Breaking the word down literally, foreplay is the sexual play before penetrative sex. It usually describes the sexual acts before penis in vagina (PIV) penetration, including kissing, touching, dirty talk, fingering and even oral sex. It’s how we ‘warm up’ before having sex, getting our bodies ready but also connecting to our partners.
Let’s explore why foreplay is important, and why we shouldn’t always call it foreplay:
Why foreplay is important
Even though it’s what we usually see portrayed in mainstream media, most people (especially people with vaginas) do not experience spontaneous sexual desire. For most people, desire doesn’t come out of nowhere, sparked by the smallest thing that makes us want to have sex with our partners right there and then. Instead, most people experience responsive desire, which is a response to arousal or sexual stimuli. It’s perfectly normal for our desire to have sex to arrive after we’re already turned on.
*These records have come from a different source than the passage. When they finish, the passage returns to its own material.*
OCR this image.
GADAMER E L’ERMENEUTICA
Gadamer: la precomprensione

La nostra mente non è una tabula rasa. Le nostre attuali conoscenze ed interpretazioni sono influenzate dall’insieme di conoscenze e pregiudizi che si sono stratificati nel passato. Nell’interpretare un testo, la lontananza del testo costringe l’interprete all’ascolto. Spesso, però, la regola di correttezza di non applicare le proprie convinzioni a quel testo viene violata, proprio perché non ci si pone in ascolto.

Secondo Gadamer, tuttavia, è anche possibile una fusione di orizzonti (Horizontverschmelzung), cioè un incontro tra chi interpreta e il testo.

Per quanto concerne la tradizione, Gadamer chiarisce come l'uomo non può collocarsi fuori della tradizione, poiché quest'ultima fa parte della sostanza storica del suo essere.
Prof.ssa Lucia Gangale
Foreplay is where we cultivate that arousal and desire for sex. Our bodies don’t go from ‘not aroused at all’ to ‘ready to have sex’ in seconds. Foreplay literally gets the juices flowing by increasing our arousal. For people with vaginas, foreplay is especially important because your body needs time to self-lubricate so you don’t experience discomfort during penetration – though it’s also normal if you don’t get as turned on and wet as you think you “should” be and need to use more lube. There's no shame in grabbing some lube - like the Momentum Organic Aloe Lubricate, an 100% organic lube that's compatible with condoms.
If our bodies are warmed up and turned on before we start having penetrative sex, the experience is enhanced for everyone and ultimately more pleasurable. For people with vaginas, it also increases the chances of having an orgasm during sex. Foreplay isn’t solely physical either – it can also make us feel closer to and more intimate with our partners, which leads to a deeper connection during sex itself.
Why we shouldn’t call it foreplay
The issue with defining all these acts as ‘foreplay’ is that it limits ‘sex’ to just mean PIV penetration in a way that is harmful for everyone. We’re so focussed on achieving penetration that we can skip over other parts of the sex that might feel really good to us. This not only encourages us to race through what might be a very pleasurable experience in pursuit of our goal of PIV, but also puts pressure on penetration itself to be the pinnacle of the sexual experience.
This can mean one or both partners worried that they’re not aroused enough for penetration, leading to anxiety and discomfort – neither of which are sexy! Taking the focus off PIV penetration takes away this pressure to perform and allows you to spend more time exploring what feels good for you and your partner. You’re essentially extending the foreplay – or redefining what you call ‘sex’ to include the acts we usually lump together as ‘foreplay’.
Our bodies are all different: what one person enjoys in bed might be a complete turn off for someone else. Dividing sexual experiences into ‘foreplay’ and ‘sex’ means that we don’t see acts like oral sex or hand jobs as “real” sex, even though they’re just as much sex as PIV penetration. While it’s important to warm our bodies up and cultivate arousal before we have sex, what ‘sex’ might look like for each of us might be completely different.
The sex you have should work for you
The scripts we’re taught about how sex “should” look work for very few people. In reality, sex isn’t a linear progression from kissing to touching each other over clothes, to fingering, to oral sex, to penetration that ends in simultaneous orgasms. Sex shouldn’t be a checklist of items you and your partner have to tick off before you reach your goal of PIV penetration. Sex should be whatever you want it to be. For LGBTQIA+ people, the scripts about what sex “should” look like often don’t work in the first place, so they have to redesign what they want their sex to look like. However, this is something that everyone can benefit from doing.
For you and your partner, ‘sex’ might mean PIV penetration, but maybe penetration isn’t on the table for you and your partner at all. Maybe you and your partner don’t especially enjoy oral but you’re really into lubed up hand jobs with lots of making out. Maybe you’re more interested in playing with butt plugs and dildos than penetration with a penis. The important thing is to work out what you and your partner enjoy, rather than trying to have sex based off a script written for someone else.